Kyle should use his free time to visit Auschwitz
Just a few years ago I ended up in Warsaw on a business trip to Poland where my former boss Eric Dodd had been invited to talk to top government officials about reforms to Poland’s embryonic private health system.
As a journo and an amateur student of history, I was astonished to learn that our hotel in Warsaw was located on what was previously the Jewish Ghetto in World War II from which tends of thousands were shipped to their deaths.
And just a matter of a few hours drive away was the infamous Auschwitz concentration camp where hundreds of thousands of Jews and gypsies were imprisoned in the most horrific conditions and slaughtered in the gas chambers.
Journo curiosity got the better of me and with a free day available I persuaded Eric that we should get in a car and drive to Auschwitz to see this scene of industrialised genocide of historic proportion for ourselves.
That brings me to Kyle Sandilands – he of the grotesquely tactless and insensitive remarks about Magda Szubanski and the so called ‘virtue’ of concentration camps for weight loss.
Sandilands has been suspended from on air duties.
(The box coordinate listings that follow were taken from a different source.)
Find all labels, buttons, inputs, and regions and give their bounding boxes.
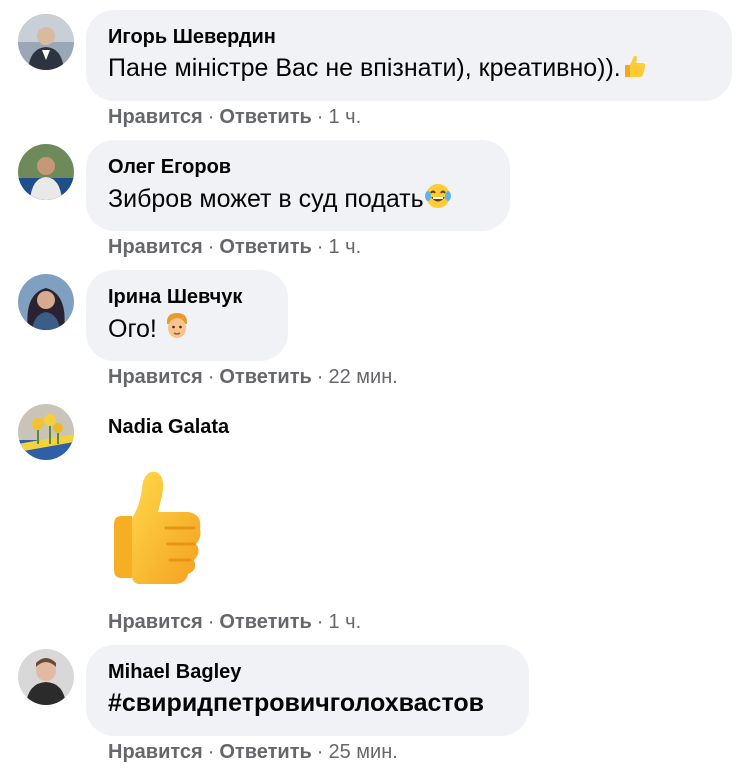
timestamp[interactable]: 1 ч. [328, 236, 361, 258]
man-face-icon [164, 312, 190, 349]
comment-text-body: Зибров может в суд подать [108, 185, 424, 213]
avatar[interactable] [18, 144, 74, 200]
comment-text: Зибров может в суд подать [108, 182, 488, 219]
avatar[interactable] [18, 649, 74, 705]
comment-bubble: Олег Егоров Зибров может в суд подать [86, 140, 510, 231]
avatar[interactable] [18, 274, 74, 330]
reply-link[interactable]: Ответить [219, 741, 311, 763]
timestamp[interactable]: 22 мин. [328, 366, 397, 388]
comment-text-body: Ого! [108, 315, 164, 343]
avatar[interactable] [18, 404, 74, 460]
like-link[interactable]: Нравится [108, 366, 203, 388]
comment-author[interactable]: Ірина Шевчук [108, 285, 266, 309]
reply-link[interactable]: Ответить [219, 106, 311, 128]
thumbs-up-icon [621, 53, 647, 88]
like-link[interactable]: Нравится [108, 236, 203, 258]
reply-link[interactable]: Ответить [219, 611, 311, 633]
comment-bubble: Mihael Bagley #свиридпетровичголохвастов [86, 645, 529, 736]
comment-author[interactable]: Олег Егоров [108, 155, 488, 179]
comment-actions: Нравится · Ответить · 25 мин. [108, 741, 398, 763]
timestamp[interactable]: 1 ч. [328, 611, 361, 633]
reply-link[interactable]: Ответить [219, 236, 311, 258]
comment-author[interactable]: Nadia Galata [108, 416, 229, 439]
comment-text: Ого! [108, 312, 266, 349]
comment-actions: Нравится · Ответить · 1 ч. [108, 106, 362, 128]
hashtag-link[interactable]: #свиридпетровичголохвастов [108, 689, 484, 717]
comment-bubble: Игорь Шевердин Пане міністре Вас не впіз… [86, 10, 732, 101]
comment-author[interactable]: Игорь Шевердин [108, 25, 710, 49]
comment-actions: Нравится · Ответить · 22 мин. [108, 366, 398, 388]
comment-actions: Нравится · Ответить · 1 ч. [108, 611, 362, 633]
tears-of-joy-icon [424, 182, 452, 219]
comment-text: Пане міністре Вас не впізнати), креативн… [108, 52, 710, 88]
like-link[interactable]: Нравится [108, 106, 203, 128]
like-link[interactable]: Нравится [108, 611, 203, 633]
comment-text[interactable]: #свиридпетровичголохвастов [108, 687, 507, 720]
thumbs-up-sticker[interactable] [104, 466, 208, 593]
comment-text-body: Пане міністре Вас не впізнати), креативн… [108, 54, 621, 82]
comment-bubble: Ірина Шевчук Ого! [86, 270, 288, 361]
timestamp[interactable]: 25 мин. [328, 741, 397, 763]
comment-actions: Нравится · Ответить · 1 ч. [108, 236, 362, 258]
timestamp[interactable]: 1 ч. [328, 106, 361, 128]
comment-author[interactable]: Mihael Bagley [108, 660, 507, 684]
like-link[interactable]: Нравится [108, 741, 203, 763]
reply-link[interactable]: Ответить [219, 366, 311, 388]
avatar[interactable] [18, 14, 74, 70]
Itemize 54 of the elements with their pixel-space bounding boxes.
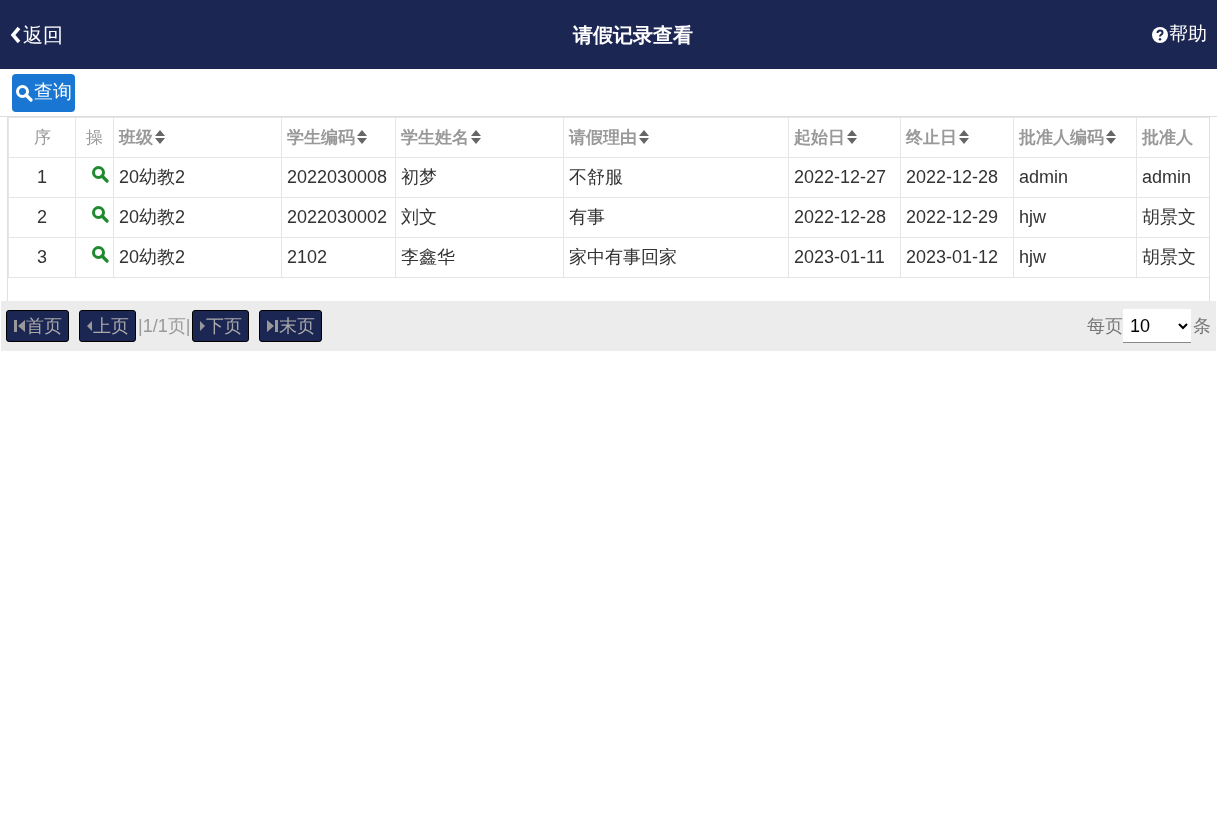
table-cell: 李鑫华 bbox=[395, 237, 564, 278]
chevron-left-icon bbox=[10, 25, 21, 44]
table-cell: 2022030008 bbox=[281, 157, 396, 198]
search-icon[interactable] bbox=[91, 245, 109, 263]
column-header[interactable]: 学生姓名 bbox=[395, 117, 564, 158]
page-info: |1/1页| bbox=[138, 314, 191, 338]
row-number: 2 bbox=[8, 197, 76, 238]
column-header: 操 bbox=[75, 117, 114, 158]
help-icon bbox=[1152, 26, 1168, 43]
table-cell: 2022030002 bbox=[281, 197, 396, 238]
row-number: 1 bbox=[8, 157, 76, 198]
table-cell: 20幼教2 bbox=[113, 157, 282, 198]
search-icon bbox=[15, 83, 33, 102]
column-header[interactable]: 请假理由 bbox=[563, 117, 789, 158]
table-cell: hjw bbox=[1013, 197, 1137, 238]
table-cell: 初梦 bbox=[395, 157, 564, 198]
column-header: 序 bbox=[8, 117, 76, 158]
column-header[interactable]: 终止日 bbox=[900, 117, 1014, 158]
table-cell: 2023-01-11 bbox=[788, 237, 901, 278]
per-page-unit: 条 bbox=[1193, 314, 1211, 338]
column-header[interactable]: 班级 bbox=[113, 117, 282, 158]
first-page-button[interactable]: 首页 bbox=[6, 310, 69, 342]
skip-back-icon bbox=[13, 317, 26, 335]
table-cell: 不舒服 bbox=[563, 157, 789, 198]
per-page-select[interactable]: 10 bbox=[1123, 309, 1191, 343]
table-cell: admin bbox=[1013, 157, 1137, 198]
table-cell: hjw bbox=[1013, 237, 1137, 278]
skip-forward-icon bbox=[266, 317, 280, 335]
table-cell: 刘文 bbox=[395, 197, 564, 238]
table-cell: 2023-01-12 bbox=[900, 237, 1014, 278]
search-icon[interactable] bbox=[91, 205, 109, 223]
page-title: 请假记录查看 bbox=[572, 22, 693, 48]
table-cell: 家中有事回家 bbox=[563, 237, 789, 278]
column-header[interactable]: 批准人编码 bbox=[1013, 117, 1137, 158]
table-cell: 20幼教2 bbox=[113, 237, 282, 278]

Perhaps he should use the stand down to re-trace the journey that I took with Eric Dodd to Auschwitz .He can walk through the entry gate and under the disgusting sign placed there by the Nazis, which says in English: ‘Work shall set you free’. It’s still there to this day and so is the gas chamber.
Kyle can stand inside the chamber and look up at the holes through which the guards dropped the canisters of deadly gas to envelop the naked and terrified prisoners huddled below.
From there it is just a stroll next door to the ovens where the corpses were incinerated in their thousands in furnaces that the prisoners themselves were forced to prime and tend through week after week of wholesale slaughter.
And if Kyle hasn’t already been shocked to the core by all of what he has seen so far he can walk over to the buildings that prior to the war were part of a large Polish Army barracks.
On the way he can check out the concrete wall between two barrack buildings – that’s the wall where Jews were lined up and summarily shot by brutal guards. Or go downstairs and look at the torture chamber where prisoners suffered intolerably.
But even the hardest heart could not fail to be moved by what is to be seen next at Auschwitz. Walk inside the barrack buildings where hundreds of people were jammed cheek by jowl with the loss of all dignity or basic care from their captors.
Upstairs there are glassed in sections that have been left pretty much as they were when this concentration camp was liberated. Behind the glass are piles of battered suitcases and clothing, some still showing evidence of the yellow star that Jews were forced to wear by Hitler’s Nazi bastards.
These are the last known possessions of innocent people who didn’t deserve to be subject to such evil. But most heart wrenching of all is the pile of children’s tiny shoes – even babies and toddlers weren’t spared the slaughter of those terrible years.
Over the years as a journalist I’d seen a few things that people would say were macabre and shocking. My boss at the time, Eric Dodd was very experienced in the sometimes tough business world.
None of that could prepare either of us for what we saw that day at Auschwitz. In fact, Eric came away deeply of the view that everyone once in their life should see Auschwitz for themselves to help ensure such inhumanity can never happen again.
So Kyle my advice is to use your on air suspension to visit Warsaw and Auschwitz – it might just make you a better person for the experience of seeing man’s inhumanity to man at first hand.
And you might come to understand by visiting Warsaw why Magda was so understandably offended by your remarks. Her Dad served in the Polish Resistance and by her account experienced very hard things.
Here is another reason to appreciate what went on in those days. In the week that I was in Warsaw, work was only just underway on a memorial wall to remember the men and women who died in the Warsaw Rising in 1944.
When the war was over, the Soviets who had stood by on the other side of the river and allowed Warsaw to be flattened by the Germans, dominated Poland with harsh Soviet rule.
For his own warped reasons, Stalin regarded the Polish heroes as traitors. It was only after Poland won its freedom with the collapse of the Soviet Union that its national heroes could be honoured with a memorial wall.
Learn from history, Kyle, and maybe you’ll no longer regard concentration camps as funny.